Predictive Modeling
Predictive modeling typically takes the form of models that are used to drive better decision-making. They shape the background and develop fact-based recommendations to address “business problems”. These data points and data patterns can identify strengths, weaknesses, opportunities and threats (SWOT). Employing transactional, demographic, historical, text, economic data and statistical modeling (ANOVAs, MANOVAs, Chi-Squares, Pearson’s R, Spearman Rho and regression analysis) enables us to develop multiple factors and predict business outcomes with a high level of statistical relevance, accuracy and business impact.
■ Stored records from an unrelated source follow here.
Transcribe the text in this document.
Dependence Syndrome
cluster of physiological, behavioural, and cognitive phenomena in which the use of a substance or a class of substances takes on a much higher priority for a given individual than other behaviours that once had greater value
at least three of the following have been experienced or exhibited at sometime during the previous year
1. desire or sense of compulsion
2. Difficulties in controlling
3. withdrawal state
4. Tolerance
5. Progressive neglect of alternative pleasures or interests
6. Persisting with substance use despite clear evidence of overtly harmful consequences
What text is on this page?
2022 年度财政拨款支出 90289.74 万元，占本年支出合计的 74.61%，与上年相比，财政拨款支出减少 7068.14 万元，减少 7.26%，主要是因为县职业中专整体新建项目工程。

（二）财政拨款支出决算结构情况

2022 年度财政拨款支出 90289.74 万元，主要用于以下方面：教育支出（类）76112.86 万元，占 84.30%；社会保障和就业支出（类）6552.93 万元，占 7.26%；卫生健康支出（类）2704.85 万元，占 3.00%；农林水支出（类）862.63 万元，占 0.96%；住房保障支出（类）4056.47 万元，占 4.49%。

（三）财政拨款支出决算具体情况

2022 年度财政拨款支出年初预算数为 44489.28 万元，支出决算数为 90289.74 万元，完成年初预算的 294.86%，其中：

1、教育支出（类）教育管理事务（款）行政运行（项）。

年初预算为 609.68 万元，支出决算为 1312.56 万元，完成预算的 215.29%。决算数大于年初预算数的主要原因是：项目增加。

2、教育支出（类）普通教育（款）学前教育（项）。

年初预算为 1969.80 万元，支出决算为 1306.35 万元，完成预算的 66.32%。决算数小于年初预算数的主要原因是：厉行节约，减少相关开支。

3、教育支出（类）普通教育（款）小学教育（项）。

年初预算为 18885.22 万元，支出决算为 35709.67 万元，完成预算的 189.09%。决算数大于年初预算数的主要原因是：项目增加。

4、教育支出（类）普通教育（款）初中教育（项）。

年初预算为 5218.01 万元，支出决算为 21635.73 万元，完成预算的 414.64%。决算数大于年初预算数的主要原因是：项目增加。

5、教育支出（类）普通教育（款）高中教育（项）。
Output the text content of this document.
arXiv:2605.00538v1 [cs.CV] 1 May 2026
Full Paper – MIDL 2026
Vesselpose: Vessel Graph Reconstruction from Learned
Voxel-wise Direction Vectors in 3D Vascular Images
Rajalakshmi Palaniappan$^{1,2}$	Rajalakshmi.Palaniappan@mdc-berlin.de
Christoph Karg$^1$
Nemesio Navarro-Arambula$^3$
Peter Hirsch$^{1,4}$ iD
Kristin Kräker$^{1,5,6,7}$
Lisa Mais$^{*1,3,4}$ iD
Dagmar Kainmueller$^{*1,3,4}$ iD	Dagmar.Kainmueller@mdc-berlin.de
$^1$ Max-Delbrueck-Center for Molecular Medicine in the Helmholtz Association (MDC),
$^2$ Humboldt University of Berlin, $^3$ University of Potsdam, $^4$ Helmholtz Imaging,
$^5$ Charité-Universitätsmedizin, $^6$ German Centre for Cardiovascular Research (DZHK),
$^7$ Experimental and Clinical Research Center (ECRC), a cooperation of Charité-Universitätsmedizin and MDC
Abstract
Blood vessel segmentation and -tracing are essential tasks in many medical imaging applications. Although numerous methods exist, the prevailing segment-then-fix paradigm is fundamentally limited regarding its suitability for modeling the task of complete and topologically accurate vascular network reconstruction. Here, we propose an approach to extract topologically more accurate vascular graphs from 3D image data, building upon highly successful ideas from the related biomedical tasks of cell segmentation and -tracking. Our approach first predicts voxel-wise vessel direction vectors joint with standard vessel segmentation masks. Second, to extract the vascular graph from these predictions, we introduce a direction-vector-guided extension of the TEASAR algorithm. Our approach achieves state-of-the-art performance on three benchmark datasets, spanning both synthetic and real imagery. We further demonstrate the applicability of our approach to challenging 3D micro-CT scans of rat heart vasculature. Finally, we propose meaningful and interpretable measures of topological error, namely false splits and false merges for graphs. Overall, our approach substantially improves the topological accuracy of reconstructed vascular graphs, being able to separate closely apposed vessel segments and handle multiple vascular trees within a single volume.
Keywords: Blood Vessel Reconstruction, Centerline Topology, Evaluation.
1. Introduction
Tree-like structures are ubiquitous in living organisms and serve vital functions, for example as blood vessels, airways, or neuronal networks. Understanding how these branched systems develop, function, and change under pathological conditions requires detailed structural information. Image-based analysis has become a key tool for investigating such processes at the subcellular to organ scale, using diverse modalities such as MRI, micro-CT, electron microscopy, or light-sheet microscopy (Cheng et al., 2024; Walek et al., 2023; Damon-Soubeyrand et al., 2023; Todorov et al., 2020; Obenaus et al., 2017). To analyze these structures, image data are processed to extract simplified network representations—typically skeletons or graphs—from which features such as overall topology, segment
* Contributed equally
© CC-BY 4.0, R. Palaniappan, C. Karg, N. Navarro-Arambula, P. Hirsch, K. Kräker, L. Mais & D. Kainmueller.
Often times, business problems include:
Attracting new profitable customers
Retaining and increasing revenue from existing customers
Transforming non-profitable customers into profitable customers
Avoiding Risks – financial, claims, fraud, collections, litigation and intellectual property compromises
Measure and develop plans/methods to ensure operational efficiency, reduce errors, costs and redundancy to enhance productivity, output and quality
Increase customer and employee satisfaction, loyalty and their ability to provide meaningful feedback
Resource Planning - financial, people, material, knowledge structure and time
Human Resources Management – recruiting, staffing, retention, rewards, development, performance and culture
Predictive Data Analysis includes:
Personal data
Business data
Social network data
Web behavior data
Leadership & Culture
The overall arching umbrella to effectively employing and utilizing predictive models and data analysis is to ensure an appropriate leadership mindset and the development of a metrics driven culture.